Antigone au rythme du rock
Jeudi 17 novembre dans l’après-midi, les élèves de l’option théâtre ainsi que les 1ère L se sont rendus à Lyon pour
assister à la représentation d’Antigone, dans une mise en scène de Wajdi Mouawad.
(http://www.lequartz.com/?q=fr/content/saison-1112/antigone )
En attendant l’entrée en scène des comédiens, on
jette un œil autour de soi. Le théâtre des Célestins,
à Lyon, est plutôt impressionnant.
Malheureusement, s’agissant d’un théâtre à
l’italienne, il est plus conçu pour être vu que pour
voir. Placés dans les balcons, nous devrons
regarder la pièce dans une posture plutôt
inconfortable.
Une pièce symboliste et intemporelle
Première scène, Antigone et Ismène sont seules
sur les planches et introduisent l’histoire. Si cette
entrée en matière se voulait accrocheuse, c’est
plutôt raté : les comédiennes restent statiques tout
du long et débitent leur texte presque sans se
regarder. On a du mal à accrocher, d’autant plus
que le texte de Sophocle n’est pas des plus
accessibles. Fort heureusement pour nous, les
scènes à suivre se révèleront plus intéressantes.
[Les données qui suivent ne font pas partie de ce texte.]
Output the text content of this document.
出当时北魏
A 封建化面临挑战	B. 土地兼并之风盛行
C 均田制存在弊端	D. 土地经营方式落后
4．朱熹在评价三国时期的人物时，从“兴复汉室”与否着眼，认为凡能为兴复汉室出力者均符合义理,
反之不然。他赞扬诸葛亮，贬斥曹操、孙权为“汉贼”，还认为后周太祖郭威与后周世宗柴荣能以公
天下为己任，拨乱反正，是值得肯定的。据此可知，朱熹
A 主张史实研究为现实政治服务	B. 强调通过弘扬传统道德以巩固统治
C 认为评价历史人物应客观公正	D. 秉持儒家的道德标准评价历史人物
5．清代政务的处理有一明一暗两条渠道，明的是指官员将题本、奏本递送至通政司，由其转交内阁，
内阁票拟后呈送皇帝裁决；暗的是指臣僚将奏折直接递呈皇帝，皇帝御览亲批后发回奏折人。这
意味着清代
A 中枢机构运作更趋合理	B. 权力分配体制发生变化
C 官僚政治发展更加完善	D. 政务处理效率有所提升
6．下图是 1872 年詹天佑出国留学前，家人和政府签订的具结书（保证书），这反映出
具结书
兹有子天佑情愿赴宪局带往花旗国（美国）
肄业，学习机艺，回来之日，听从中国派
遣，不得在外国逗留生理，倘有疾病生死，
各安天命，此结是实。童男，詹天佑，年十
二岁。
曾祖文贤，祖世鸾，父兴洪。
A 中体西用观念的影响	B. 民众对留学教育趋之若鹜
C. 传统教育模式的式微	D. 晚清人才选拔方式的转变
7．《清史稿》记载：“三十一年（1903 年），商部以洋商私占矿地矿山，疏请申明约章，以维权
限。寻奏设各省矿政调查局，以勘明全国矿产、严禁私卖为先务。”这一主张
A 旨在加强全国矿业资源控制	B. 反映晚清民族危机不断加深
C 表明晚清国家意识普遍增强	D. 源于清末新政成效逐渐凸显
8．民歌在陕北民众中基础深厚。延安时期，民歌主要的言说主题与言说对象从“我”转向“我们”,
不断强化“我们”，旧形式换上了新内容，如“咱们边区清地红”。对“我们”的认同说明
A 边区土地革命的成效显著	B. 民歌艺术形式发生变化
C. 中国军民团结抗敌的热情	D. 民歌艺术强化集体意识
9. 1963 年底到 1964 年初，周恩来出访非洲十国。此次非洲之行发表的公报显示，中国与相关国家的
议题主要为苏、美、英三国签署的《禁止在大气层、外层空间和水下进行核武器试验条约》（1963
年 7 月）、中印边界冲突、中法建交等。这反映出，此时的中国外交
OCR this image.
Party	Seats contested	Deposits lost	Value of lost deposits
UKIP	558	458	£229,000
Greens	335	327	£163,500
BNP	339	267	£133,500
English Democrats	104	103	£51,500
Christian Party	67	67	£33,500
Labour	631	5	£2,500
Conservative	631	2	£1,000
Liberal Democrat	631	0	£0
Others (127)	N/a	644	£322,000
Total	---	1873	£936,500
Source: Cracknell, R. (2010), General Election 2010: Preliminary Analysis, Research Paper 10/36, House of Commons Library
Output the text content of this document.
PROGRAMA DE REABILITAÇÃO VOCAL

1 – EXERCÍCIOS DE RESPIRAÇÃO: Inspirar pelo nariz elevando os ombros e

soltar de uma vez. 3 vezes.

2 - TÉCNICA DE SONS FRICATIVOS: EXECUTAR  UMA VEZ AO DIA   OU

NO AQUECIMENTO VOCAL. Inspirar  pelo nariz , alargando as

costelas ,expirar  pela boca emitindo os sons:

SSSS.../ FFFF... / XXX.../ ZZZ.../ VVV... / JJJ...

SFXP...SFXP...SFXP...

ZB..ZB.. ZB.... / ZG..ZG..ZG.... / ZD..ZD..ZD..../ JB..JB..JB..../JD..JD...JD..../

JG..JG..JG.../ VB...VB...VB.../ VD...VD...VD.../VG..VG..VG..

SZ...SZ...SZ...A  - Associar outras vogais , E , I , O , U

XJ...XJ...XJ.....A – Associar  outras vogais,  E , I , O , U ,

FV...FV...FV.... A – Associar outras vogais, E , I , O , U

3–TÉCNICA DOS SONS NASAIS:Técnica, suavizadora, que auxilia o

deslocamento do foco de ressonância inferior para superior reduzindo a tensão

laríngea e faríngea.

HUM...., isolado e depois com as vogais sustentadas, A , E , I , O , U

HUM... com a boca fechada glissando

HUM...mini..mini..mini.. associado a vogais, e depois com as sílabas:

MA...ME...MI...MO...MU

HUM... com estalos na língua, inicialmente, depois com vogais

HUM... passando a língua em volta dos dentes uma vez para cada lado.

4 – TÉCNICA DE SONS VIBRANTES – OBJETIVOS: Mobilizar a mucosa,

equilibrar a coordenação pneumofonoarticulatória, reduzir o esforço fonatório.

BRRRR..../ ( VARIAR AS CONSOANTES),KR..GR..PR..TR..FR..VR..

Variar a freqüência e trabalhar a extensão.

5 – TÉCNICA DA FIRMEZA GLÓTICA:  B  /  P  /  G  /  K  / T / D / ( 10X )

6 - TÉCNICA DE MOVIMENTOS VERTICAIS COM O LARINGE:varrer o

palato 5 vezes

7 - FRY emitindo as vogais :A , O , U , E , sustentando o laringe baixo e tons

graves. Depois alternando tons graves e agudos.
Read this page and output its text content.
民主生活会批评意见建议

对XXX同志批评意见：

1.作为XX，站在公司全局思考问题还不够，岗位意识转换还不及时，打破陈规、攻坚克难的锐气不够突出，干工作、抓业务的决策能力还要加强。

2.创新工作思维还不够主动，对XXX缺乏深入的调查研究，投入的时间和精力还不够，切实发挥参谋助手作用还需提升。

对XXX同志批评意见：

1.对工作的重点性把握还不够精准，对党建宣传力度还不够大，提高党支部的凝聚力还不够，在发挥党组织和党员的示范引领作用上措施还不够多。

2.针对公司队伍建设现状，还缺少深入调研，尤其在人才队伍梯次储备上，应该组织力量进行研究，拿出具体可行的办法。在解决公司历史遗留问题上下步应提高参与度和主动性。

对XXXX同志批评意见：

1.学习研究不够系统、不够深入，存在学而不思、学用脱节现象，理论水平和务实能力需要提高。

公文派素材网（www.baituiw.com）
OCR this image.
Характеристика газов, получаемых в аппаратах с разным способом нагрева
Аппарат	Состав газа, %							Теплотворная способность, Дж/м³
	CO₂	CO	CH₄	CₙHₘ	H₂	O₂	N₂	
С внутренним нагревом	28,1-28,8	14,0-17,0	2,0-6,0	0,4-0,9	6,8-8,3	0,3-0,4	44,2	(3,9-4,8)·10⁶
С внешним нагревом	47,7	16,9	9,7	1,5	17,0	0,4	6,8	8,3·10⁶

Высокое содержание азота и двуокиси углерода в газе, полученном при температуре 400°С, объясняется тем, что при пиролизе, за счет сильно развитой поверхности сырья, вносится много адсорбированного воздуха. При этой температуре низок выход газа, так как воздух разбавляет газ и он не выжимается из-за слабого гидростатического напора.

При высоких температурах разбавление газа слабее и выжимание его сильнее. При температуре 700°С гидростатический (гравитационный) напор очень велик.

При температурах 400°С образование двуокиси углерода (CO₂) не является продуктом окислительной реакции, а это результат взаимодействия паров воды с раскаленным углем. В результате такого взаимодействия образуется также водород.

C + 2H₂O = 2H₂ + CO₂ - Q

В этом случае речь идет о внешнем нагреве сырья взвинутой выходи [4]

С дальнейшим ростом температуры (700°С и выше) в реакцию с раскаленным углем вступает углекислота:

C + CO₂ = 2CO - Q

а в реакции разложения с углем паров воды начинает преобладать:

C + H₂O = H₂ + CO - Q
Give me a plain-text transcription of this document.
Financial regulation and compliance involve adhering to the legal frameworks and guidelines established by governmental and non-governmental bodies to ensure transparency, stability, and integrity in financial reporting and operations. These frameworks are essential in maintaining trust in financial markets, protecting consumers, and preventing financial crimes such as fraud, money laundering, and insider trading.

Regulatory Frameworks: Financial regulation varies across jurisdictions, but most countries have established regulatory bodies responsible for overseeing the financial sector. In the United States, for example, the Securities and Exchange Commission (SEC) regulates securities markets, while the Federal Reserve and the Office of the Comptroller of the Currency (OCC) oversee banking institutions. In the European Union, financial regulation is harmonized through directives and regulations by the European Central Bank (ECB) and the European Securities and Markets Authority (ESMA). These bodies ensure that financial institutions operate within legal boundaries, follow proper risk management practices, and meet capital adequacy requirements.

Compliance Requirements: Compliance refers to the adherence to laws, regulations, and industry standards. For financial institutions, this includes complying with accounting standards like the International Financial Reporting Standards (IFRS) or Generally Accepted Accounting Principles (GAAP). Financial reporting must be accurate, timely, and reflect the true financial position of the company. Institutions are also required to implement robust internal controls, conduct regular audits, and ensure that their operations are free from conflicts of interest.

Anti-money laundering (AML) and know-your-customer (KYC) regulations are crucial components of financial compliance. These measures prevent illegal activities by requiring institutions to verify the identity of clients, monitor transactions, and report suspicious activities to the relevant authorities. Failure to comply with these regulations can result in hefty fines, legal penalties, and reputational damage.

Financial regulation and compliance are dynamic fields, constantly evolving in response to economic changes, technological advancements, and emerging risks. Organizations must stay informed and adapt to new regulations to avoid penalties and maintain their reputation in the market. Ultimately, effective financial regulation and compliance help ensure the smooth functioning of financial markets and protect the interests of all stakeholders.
La première chose que l’on remarque, c’est qu’il
est quasiment impossible de dater cette pièce. Les
comédiens portent des vêtements intemporels, des
robes simples pour les femmes, des ensembles
foncés pour les hommes. Mis à part peut-être le
bandeau qu’Antigone porte sur le front, il n’y a
pas non plus de réels signes de hiérarchie : Créon,
le roi, ne porte aucune couronne ni bijou qui
laissent supposer de son statut. Seule sa prestance
indique sa puissance.
La mise en scène est pleine de symboles, plus ou
moins clairs et compréhensibles. La fatalité de la
mort pèse sur les personnages. Lors de la première
scène, Antigone s’enduit de terre : elle sait qu’elle
va mourir, que son destin est de finir sous terre.
Elle sera plus tard emmurée, et une cage en métal
sera descendue pour symboliser l’enfermement.
Auparavant, cette cage est suspendue, bien visible
depuis le début de la pièce, au-dessus de la scène.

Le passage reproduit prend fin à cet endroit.